Geert Wilders the next Dutch PM?
Keeping an eye on politics in the Netherlands
What's going on in Europe?"]
Geert Wilders, 46-year-old leader of the conservative Dutch Freedom Party (PVV), scored major gains in local authority polls last Thursday, meaning that he is now a serious challenger in the June national election. "The leftist elite still believes in multi-culturalism, coddling criminals, a European super-state, and high taxes," Wilders told cheering supporters at a rally on Wednesday. "But the rest of the Netherlands thinks differently. That silent majority now has a voice."
According to an article in the UK Telegraph by Toby Young ("Geert Wilders' victory in Holland's regional elections is a victory for free speech"), if the PVV party receives the same support in the national elections on June 9 as they did in the polls on last Thursday, then Geert Wilders will be the Netherlands' next Prime Minister. Asks Young: "Are the Dutch people just fed up with being told they're not allowed to criticise Muslim extremists because to do so is "Islamophobic"? [Kind of reminds you of politics in the U.S. a year or so ago when anyone seriously criticizing Obama or his policies was branded a raaaacist.] According to Young, Wilders has "exposed the Dutch political class as a bunch of pathetic quislings who tiptoe around the delicate sensibilities of their immigrant communities while jettisoning one of the most sacred principles on which Western civilisation is based. Clearly, the Dutch people have had enough." To which I would add: it's about time.
In another recent article, clearly not so pro-Wilders as Young's point of view, found in the UK Independent, Wilders is characterized as a far-right Islamophobe, with "flowing locks of swept-back blond hair" that have "led some to nickname him Mozart." Wilders was in the UK recently to promote "his brand of Islamophobia" with a screening of his 17-minute film Fitna, described by him as "a call to shake off the creeping tyranny of Islamization." Wilders was turned away from Britain last year with angry protests when he tried to enter the country with his film; however, "this time few people seemed to notice." Why the difference between last year and this isn't explained by the Independent article.
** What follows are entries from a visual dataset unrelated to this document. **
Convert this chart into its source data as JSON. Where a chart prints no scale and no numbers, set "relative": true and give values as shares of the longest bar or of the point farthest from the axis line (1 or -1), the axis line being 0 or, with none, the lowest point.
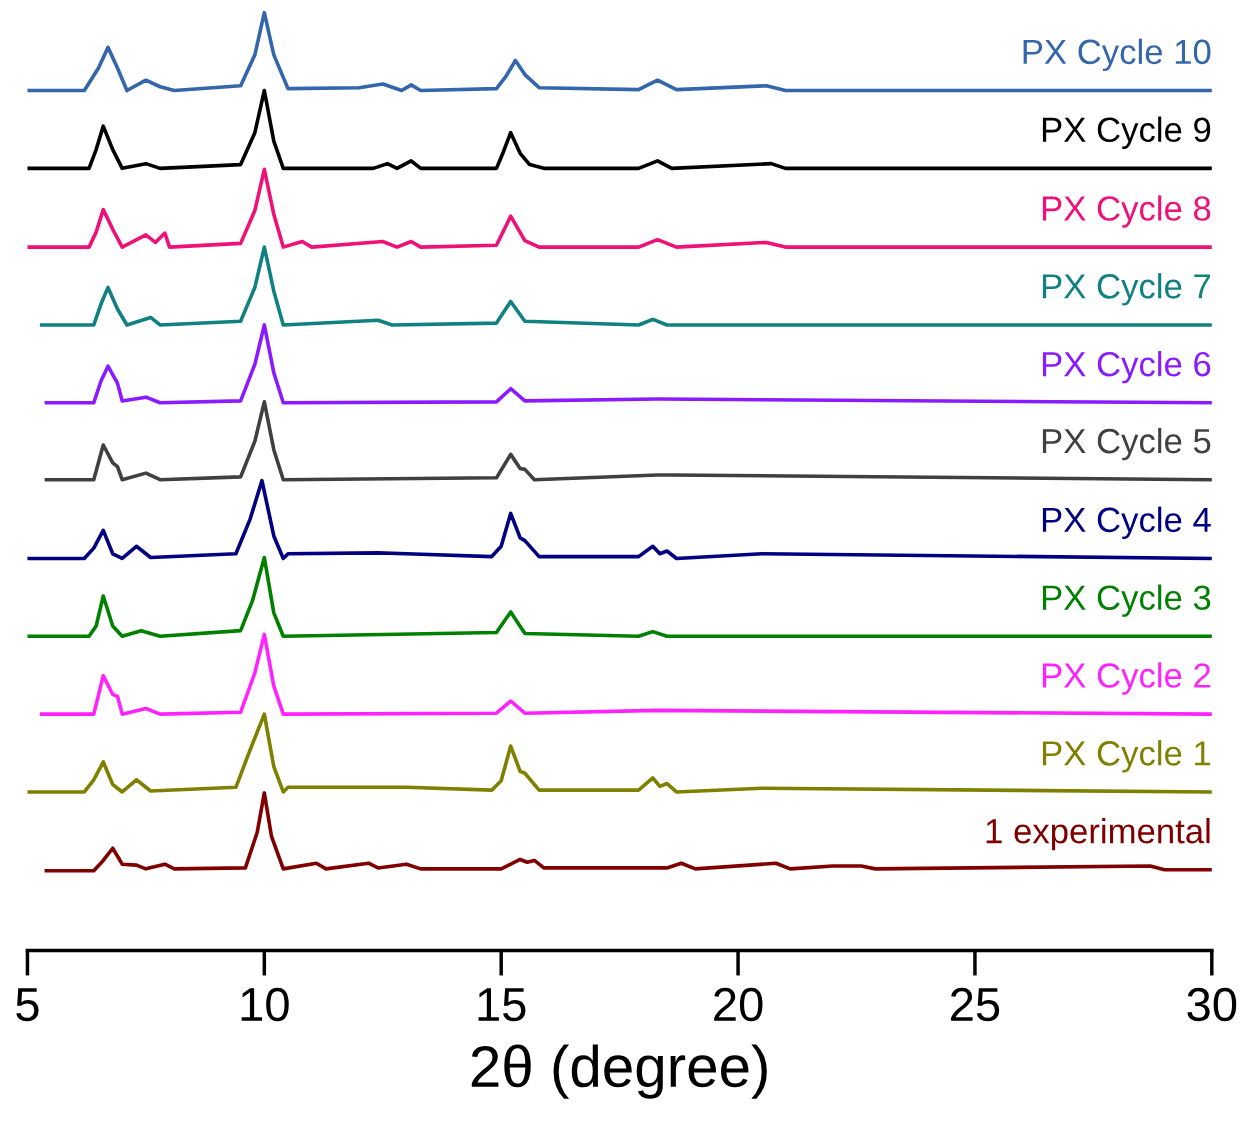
{
  "chart_data": {
    "type": "line",
    "relative": true,
    "xlabel": "2θ (degree)",
    "xlim": [
      5,
      30
    ],
    "xticks": [
      5,
      10,
      15,
      20,
      25,
      30
    ],
    "tick_labels": "x",
    "grid": false,
    "legend": false,
    "line_style": "solid",
    "marker": "none",
    "series": [
      {
        "name": "PX Cycle 10",
        "color": "#3366aa",
        "x": [
          5.0,
          6.2,
          6.5,
          6.7,
          6.9,
          7.1,
          7.5,
          7.8,
          8.1,
          9.5,
          9.8,
          10.0,
          10.2,
          10.5,
          12.0,
          12.5,
          12.9,
          13.1,
          13.3,
          14.9,
          15.1,
          15.3,
          15.5,
          15.8,
          17.9,
          18.3,
          18.7,
          20.6,
          21.0,
          30.0
        ],
        "values": [
          0.917,
          0.917,
          0.941,
          0.963,
          0.941,
          0.917,
          0.928,
          0.921,
          0.917,
          0.922,
          0.955,
          1.0,
          0.955,
          0.919,
          0.92,
          0.924,
          0.917,
          0.923,
          0.917,
          0.919,
          0.932,
          0.949,
          0.934,
          0.92,
          0.918,
          0.928,
          0.918,
          0.922,
          0.917,
          0.917
        ]
      },
      {
        "name": "PX Cycle 9",
        "color": "#000000",
        "x": [
          5.0,
          6.3,
          6.45,
          6.6,
          6.8,
          7.0,
          7.5,
          7.8,
          9.5,
          9.8,
          10.0,
          10.2,
          10.4,
          12.3,
          12.6,
          12.8,
          13.1,
          13.3,
          14.9,
          15.05,
          15.2,
          15.4,
          15.6,
          15.9,
          17.9,
          18.3,
          18.6,
          20.7,
          21.0,
          30.0
        ],
        "values": [
          0.834,
          0.834,
          0.854,
          0.879,
          0.854,
          0.834,
          0.839,
          0.834,
          0.838,
          0.872,
          0.917,
          0.863,
          0.834,
          0.834,
          0.839,
          0.834,
          0.842,
          0.834,
          0.834,
          0.852,
          0.872,
          0.85,
          0.838,
          0.834,
          0.834,
          0.842,
          0.834,
          0.839,
          0.834,
          0.834
        ]
      },
      {
        "name": "PX Cycle 8",
        "color": "#ee1177",
        "x": [
          5.0,
          6.3,
          6.45,
          6.6,
          6.8,
          7.0,
          7.5,
          7.7,
          7.9,
          8.0,
          9.5,
          9.8,
          10.0,
          10.2,
          10.4,
          10.8,
          11.0,
          12.5,
          12.8,
          13.1,
          13.3,
          14.9,
          15.2,
          15.5,
          15.8,
          17.9,
          18.3,
          18.7,
          20.6,
          21.0,
          30.0
        ],
        "values": [
          0.75,
          0.75,
          0.766,
          0.79,
          0.769,
          0.75,
          0.763,
          0.755,
          0.765,
          0.75,
          0.754,
          0.789,
          0.833,
          0.785,
          0.75,
          0.756,
          0.75,
          0.756,
          0.75,
          0.756,
          0.75,
          0.752,
          0.783,
          0.757,
          0.75,
          0.75,
          0.758,
          0.75,
          0.755,
          0.75,
          0.75
        ]
      },
      {
        "name": "PX Cycle 7",
        "color": "#118080",
        "x": [
          5.3,
          6.4,
          6.55,
          6.7,
          6.9,
          7.1,
          7.6,
          7.8,
          9.5,
          9.8,
          10.0,
          10.2,
          10.4,
          12.4,
          12.7,
          14.9,
          15.2,
          15.5,
          17.9,
          18.2,
          18.5,
          30.0
        ],
        "values": [
          0.667,
          0.667,
          0.689,
          0.707,
          0.684,
          0.667,
          0.675,
          0.667,
          0.671,
          0.707,
          0.75,
          0.703,
          0.667,
          0.672,
          0.667,
          0.669,
          0.692,
          0.671,
          0.667,
          0.673,
          0.667,
          0.667
        ]
      },
      {
        "name": "PX Cycle 6",
        "color": "#8a1aff",
        "x": [
          5.4,
          6.4,
          6.55,
          6.7,
          6.9,
          7.0,
          7.5,
          7.8,
          9.5,
          9.8,
          10.0,
          10.2,
          10.4,
          14.9,
          15.2,
          15.5,
          18.3,
          30.0
        ],
        "values": [
          0.584,
          0.584,
          0.607,
          0.623,
          0.605,
          0.586,
          0.59,
          0.584,
          0.586,
          0.625,
          0.667,
          0.616,
          0.584,
          0.585,
          0.599,
          0.586,
          0.588,
          0.584
        ]
      },
      {
        "name": "PX Cycle 5",
        "color": "#404040",
        "x": [
          5.4,
          6.4,
          6.6,
          6.8,
          6.9,
          7.0,
          7.5,
          7.8,
          9.5,
          9.8,
          10.0,
          10.2,
          10.4,
          14.9,
          15.2,
          15.4,
          15.5,
          15.7,
          18.3,
          18.6,
          30.0
        ],
        "values": [
          0.502,
          0.502,
          0.539,
          0.52,
          0.516,
          0.502,
          0.509,
          0.502,
          0.505,
          0.543,
          0.585,
          0.534,
          0.502,
          0.504,
          0.529,
          0.514,
          0.513,
          0.502,
          0.507,
          0.507,
          0.502
        ]
      },
      {
        "name": "PX Cycle 4",
        "color": "#000080",
        "x": [
          5.0,
          6.2,
          6.4,
          6.6,
          6.8,
          7.0,
          7.3,
          7.6,
          9.4,
          9.7,
          9.95,
          10.2,
          10.4,
          10.5,
          12.4,
          13.0,
          14.8,
          15.0,
          15.2,
          15.4,
          15.5,
          15.8,
          17.9,
          18.2,
          18.35,
          18.5,
          18.7,
          20.5,
          30.0
        ],
        "values": [
          0.418,
          0.418,
          0.429,
          0.448,
          0.423,
          0.418,
          0.431,
          0.419,
          0.423,
          0.46,
          0.501,
          0.442,
          0.418,
          0.423,
          0.424,
          0.423,
          0.42,
          0.431,
          0.466,
          0.44,
          0.437,
          0.42,
          0.42,
          0.431,
          0.423,
          0.426,
          0.418,
          0.423,
          0.418
        ]
      },
      {
        "name": "PX Cycle 3",
        "color": "#008000",
        "x": [
          5.0,
          6.3,
          6.45,
          6.6,
          6.8,
          7.0,
          7.4,
          7.8,
          9.5,
          9.75,
          10.0,
          10.2,
          10.4,
          14.9,
          15.2,
          15.5,
          17.9,
          18.2,
          18.5,
          30.0
        ],
        "values": [
          0.335,
          0.335,
          0.346,
          0.378,
          0.346,
          0.335,
          0.341,
          0.335,
          0.341,
          0.373,
          0.419,
          0.36,
          0.335,
          0.339,
          0.361,
          0.338,
          0.335,
          0.34,
          0.335,
          0.335
        ]
      },
      {
        "name": "PX Cycle 2",
        "color": "#ff22ff",
        "x": [
          5.3,
          6.4,
          6.6,
          6.8,
          6.9,
          7.0,
          7.5,
          7.8,
          9.5,
          9.8,
          10.0,
          10.2,
          10.4,
          14.9,
          15.2,
          15.5,
          18.3,
          30.0
        ],
        "values": [
          0.252,
          0.252,
          0.293,
          0.273,
          0.271,
          0.252,
          0.258,
          0.252,
          0.254,
          0.296,
          0.337,
          0.282,
          0.252,
          0.253,
          0.266,
          0.253,
          0.256,
          0.252
        ]
      },
      {
        "name": "PX Cycle 1",
        "color": "#808000",
        "x": [
          5.0,
          6.2,
          6.4,
          6.6,
          6.8,
          7.0,
          7.3,
          7.6,
          9.4,
          9.7,
          10.0,
          10.2,
          10.4,
          10.5,
          12.4,
          13.0,
          14.8,
          15.0,
          15.2,
          15.4,
          15.5,
          15.8,
          17.9,
          18.2,
          18.35,
          18.5,
          18.7,
          20.5,
          30.0
        ],
        "values": [
          0.169,
          0.169,
          0.182,
          0.201,
          0.177,
          0.169,
          0.182,
          0.17,
          0.174,
          0.214,
          0.252,
          0.196,
          0.169,
          0.174,
          0.174,
          0.174,
          0.171,
          0.181,
          0.218,
          0.191,
          0.189,
          0.171,
          0.171,
          0.184,
          0.175,
          0.178,
          0.169,
          0.173,
          0.169
        ]
      },
      {
        "name": "1 experimental",
        "color": "#800000",
        "x": [
          5.4,
          6.4,
          6.6,
          6.8,
          7.0,
          7.3,
          7.5,
          7.9,
          8.1,
          9.6,
          9.85,
          10.0,
          10.15,
          10.4,
          11.1,
          11.3,
          12.2,
          12.4,
          13.0,
          13.3,
          15.0,
          15.4,
          15.55,
          15.7,
          15.9,
          18.5,
          18.8,
          19.1,
          20.8,
          21.1,
          22.0,
          22.6,
          22.9,
          28.7,
          29.0,
          30.0
        ],
        "values": [
          0.085,
          0.085,
          0.096,
          0.109,
          0.092,
          0.091,
          0.087,
          0.092,
          0.087,
          0.088,
          0.126,
          0.168,
          0.122,
          0.087,
          0.093,
          0.087,
          0.093,
          0.088,
          0.092,
          0.087,
          0.087,
          0.097,
          0.094,
          0.096,
          0.088,
          0.088,
          0.093,
          0.087,
          0.093,
          0.087,
          0.09,
          0.09,
          0.087,
          0.09,
          0.086,
          0.086
        ]
      }
    ]
  }
}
The article continues: "Here, under the watchful eyes of his three earpiece-wearing bodyguards, the 46-year-old leader of the Freedom Party told a tense and sometimes heated press conference that Islam was a "fascist ideology" and that the Prophet Mohamed was "a mass murderer, a barbarian and a paedophile". He said: "I have nothing against Muslims, but I have a problem with the Islamic ideology, which I believe is a totalitarian ideology to be compared with other totalitarian ideologies like communism or fascism. I believe Islam is a violent and dangerous religion and even a retarded culture. I think we should stop the Islamisation of our society. Islamism and democracy are incompatible. The more Islamism we have, the more freedom we will lose and this is something worth fighting for."